Ours starts like most modern stories- with a swipe. Whether it be a swipe of the eyes or of the finger, it’s always a swipe for our generation. For us, it was a swipe of the eyes as we were waiting for our drink order at a bar in Central Paris. From the corner of my eye, I see someone tall with a mop of curly black hair approach the spot at the bar next to me. We talk, we laugh, and I’m hooked. It seems he is too. “I would like to see you again”, he says as a smile lights up his face.
We did see each other. And then we saw each other again. And again. After a week of discovering museums and movie theaters together, we are sitting along the Seine looking up at the Eiffel Tour and he says, -“Tomorrow, come on an adventure with me.”
-“What is it?”
-“Can’t say”, he replies.
I can’t get the adventure out of him. Not that night, not while making lunch together the next day, not even on the 45 minute long train ride. Finally, we head off the train and start going up the escalators. A flash of recognition hits me, and then I see the sign.

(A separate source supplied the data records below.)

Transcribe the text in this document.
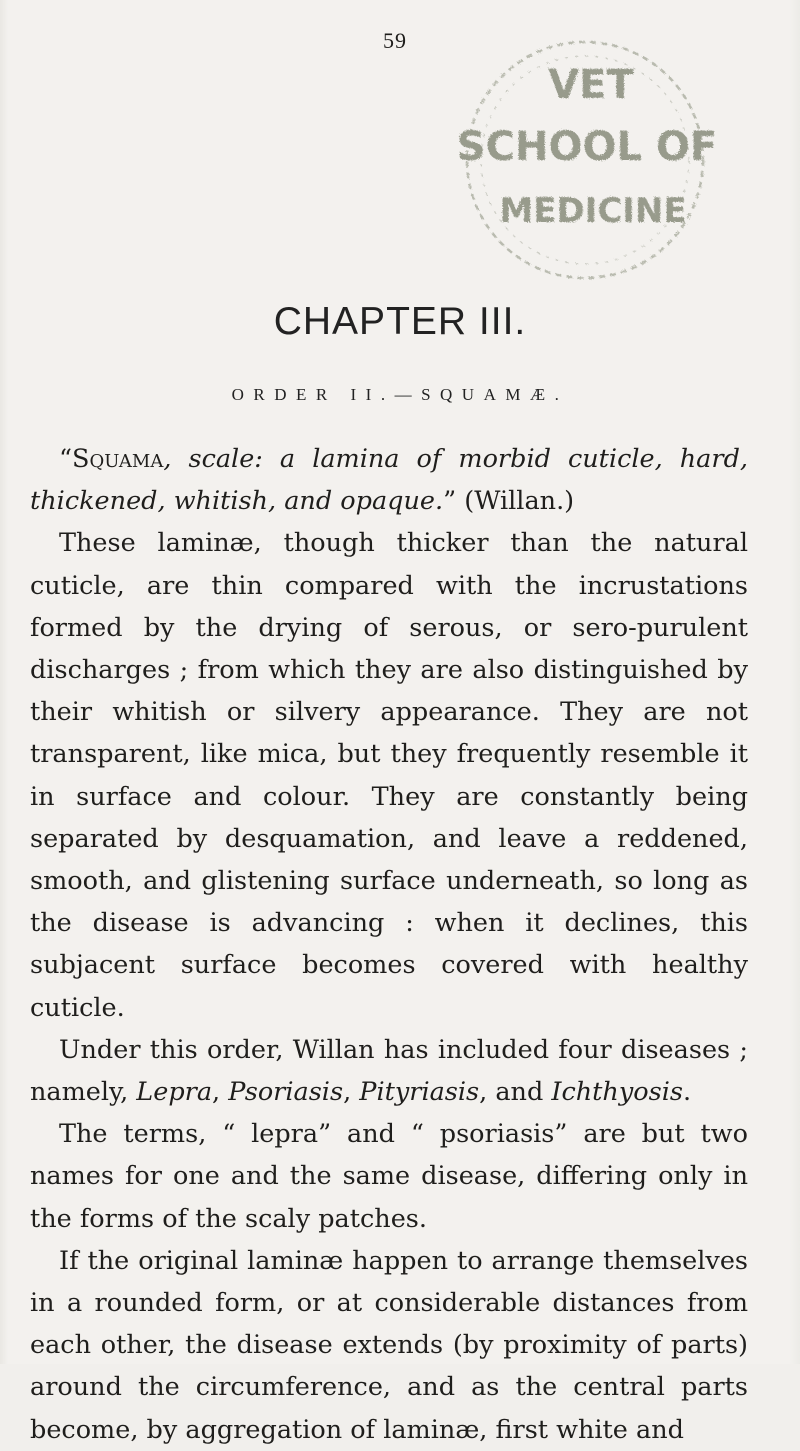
59
VET
SCHOOL OF
MEDICINE
CHAPTER III.
ORDER II.—SQUAMÆ.

“Squama, scale: a lamina of morbid cuticle, hard, thickened, whitish, and opaque.” (Willan.)

These laminæ, though thicker than the natural cuticle, are thin compared with the incrustations formed by the drying of serous, or sero-purulent discharges ; from which they are also distinguished by their whitish or silvery appearance. They are not transparent, like mica, but they frequently resemble it in surface and colour. They are constantly being separated by desquamation, and leave a reddened, smooth, and glistening surface underneath, so long as the disease is advancing : when it declines, this subjacent surface becomes covered with healthy cuticle.

Under this order, Willan has included four diseases ; namely, Lepra, Psoriasis, Pityriasis, and Ichthyosis.

The terms, “ lepra” and “ psoriasis” are but two names for one and the same disease, differing only in the forms of the scaly patches.

If the original laminæ happen to arrange themselves in a rounded form, or at considerable distances from each other, the disease extends (by proximity of parts) around the circumference, and as the central parts become, by aggregation of laminæ, first white and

– “You’re taking me to Disneyland!” I say in astonishment.
– No, he replies, “I’m sneaking you into Disneyland.”
We spend the next 20 minutes going up to families leaving the park to see if we can use their tickets to re-enter. Finally, a nice British family lets us use their day passes.
Ecstatic, we rush inside the gates. First, we head to Tower of Terror. Next, we spend two entire turns on Space Mountain screaming until we’re blue. He beats me in a Buzz Light Year shooting range game by over 50,000 points. Laughing, he jokes, “Aren’t you Americans supposed to be good with guns?” After 2 hours of running around the park, topped off by a fireworks show, we wearily make our way back to the train. Upon my return home, I crawl into bed for a nap that will soon be interrupted.
A tragedy struck Paris, one that I am still trying to comprehend. I spent the evening of the attacks refreshing my Facebook feed and watching the death toll jump, first 12, then 18, then 40, 90, over a 100. By the end of the night, my eyes were glazed yet captivated by the screen as I read and watch what unfolded below me in the city that I have come to call my home these past couple months. Since then, I have been on Facebook quite a bit, and I often see posts about how Muslims are a problem.
My date was Muslim.
In the face of tragedy and terrorism, I remain committed to seeing the best in people, to never judging someone on the basis of their religion or of the few who abuse it to pursue their own selfish and heinous objectives.